I am most thankful that I don’t have anyone in my life that I need to pretend to care about when I don’t. And vice versa. 2017 did that for me.
Cleared out any doubts about those I care about and those who care for me. I am weightless in that care department. Those I care about know it and those who care about me are clear to see.
And I remain thankful for BigG. The G.O.D Himself. He awes me daily in How relationship rawks when you are attuned to Him.
I am very thankful for His spirit and how seemingly inconsequential decisions taken on a whim turn out to be divinely orchestrated and arranged for my benefit.
I am thankful for my aloneness. The quality of it is all shades of awesome and it is highly gratifying.
I thank God for the girls. Their personality daily amuses me and makes me feel so good inside. I ask God’s blessings on them as always.
I thank God for HRN. He likes to argue about being HRS but we both know which he is. Nuff said.
I thank God for my workshop. Such a grand opportunity. I do not take it for granted at any time. And daily, I learn.
I thank God for too many things:
Life, healing and health.
The wonderful humans in my life who daily uphold and validate me.
The kindness I come across every single day without fail.
The great people within my very tiny circle. How that circle stays round, I will never be able to understand. They must be very nice people cos me…….. (er, nothing).
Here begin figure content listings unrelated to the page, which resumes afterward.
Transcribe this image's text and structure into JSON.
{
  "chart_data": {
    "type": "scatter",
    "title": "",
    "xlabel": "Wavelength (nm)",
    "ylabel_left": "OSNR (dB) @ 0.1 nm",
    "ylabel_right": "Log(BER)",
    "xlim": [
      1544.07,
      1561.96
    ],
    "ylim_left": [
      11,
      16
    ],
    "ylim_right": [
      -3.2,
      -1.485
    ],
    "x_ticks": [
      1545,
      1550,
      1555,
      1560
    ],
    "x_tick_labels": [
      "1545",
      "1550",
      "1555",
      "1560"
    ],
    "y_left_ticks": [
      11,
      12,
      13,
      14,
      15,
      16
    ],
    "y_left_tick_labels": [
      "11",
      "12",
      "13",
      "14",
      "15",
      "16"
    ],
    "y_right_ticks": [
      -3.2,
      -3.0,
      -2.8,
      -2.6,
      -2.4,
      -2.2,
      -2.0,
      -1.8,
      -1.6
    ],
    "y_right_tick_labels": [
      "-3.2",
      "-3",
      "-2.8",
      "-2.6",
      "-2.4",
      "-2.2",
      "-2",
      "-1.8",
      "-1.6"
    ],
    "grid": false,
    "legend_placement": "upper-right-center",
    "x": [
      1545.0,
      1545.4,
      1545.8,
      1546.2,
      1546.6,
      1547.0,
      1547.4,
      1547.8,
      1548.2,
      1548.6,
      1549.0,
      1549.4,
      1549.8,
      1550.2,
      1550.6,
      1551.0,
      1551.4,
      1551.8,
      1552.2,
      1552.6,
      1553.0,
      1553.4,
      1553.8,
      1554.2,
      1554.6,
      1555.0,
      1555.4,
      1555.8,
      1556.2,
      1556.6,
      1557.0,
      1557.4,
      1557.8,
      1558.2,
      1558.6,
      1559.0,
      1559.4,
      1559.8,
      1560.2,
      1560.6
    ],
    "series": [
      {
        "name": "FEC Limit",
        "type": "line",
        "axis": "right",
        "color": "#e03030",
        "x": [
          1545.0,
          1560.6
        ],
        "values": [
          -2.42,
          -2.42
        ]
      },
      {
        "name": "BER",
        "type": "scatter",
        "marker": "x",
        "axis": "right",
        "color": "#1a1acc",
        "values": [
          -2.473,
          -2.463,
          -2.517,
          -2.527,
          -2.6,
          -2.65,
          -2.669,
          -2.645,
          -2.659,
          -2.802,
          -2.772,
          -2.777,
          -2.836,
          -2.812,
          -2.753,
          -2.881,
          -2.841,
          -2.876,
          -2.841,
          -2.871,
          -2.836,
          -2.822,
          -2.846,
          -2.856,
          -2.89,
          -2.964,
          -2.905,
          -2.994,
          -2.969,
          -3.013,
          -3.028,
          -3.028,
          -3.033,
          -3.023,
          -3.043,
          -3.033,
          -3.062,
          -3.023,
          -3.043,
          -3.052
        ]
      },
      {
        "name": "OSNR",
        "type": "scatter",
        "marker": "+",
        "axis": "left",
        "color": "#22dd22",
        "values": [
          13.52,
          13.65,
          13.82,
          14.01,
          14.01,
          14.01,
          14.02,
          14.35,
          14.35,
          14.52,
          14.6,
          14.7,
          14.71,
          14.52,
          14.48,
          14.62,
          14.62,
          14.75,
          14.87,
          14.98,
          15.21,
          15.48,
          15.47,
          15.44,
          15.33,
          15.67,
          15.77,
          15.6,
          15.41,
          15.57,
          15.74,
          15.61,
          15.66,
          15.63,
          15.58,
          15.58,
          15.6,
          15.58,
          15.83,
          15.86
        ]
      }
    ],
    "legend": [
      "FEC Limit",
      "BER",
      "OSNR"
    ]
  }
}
My real live friends who know diasefs and my online people who daily prove that friendship is not necessarily a contact sport.
My extended family who daily teach me to try to be better. I dey try.
I am thankful that I learnt that relying on someone shouldn’t hurt. If it does, it may not be cos of you. Maybe they are not worthy of your faith in them. And that may be why they could not step up. And that is okay.
I am thankful that I have never lacked any good thing. Not at any time.
Looking back, I see how all I have ever learned was leading me to here, now and I am so thankful for the hand that guides me and its seeing eye.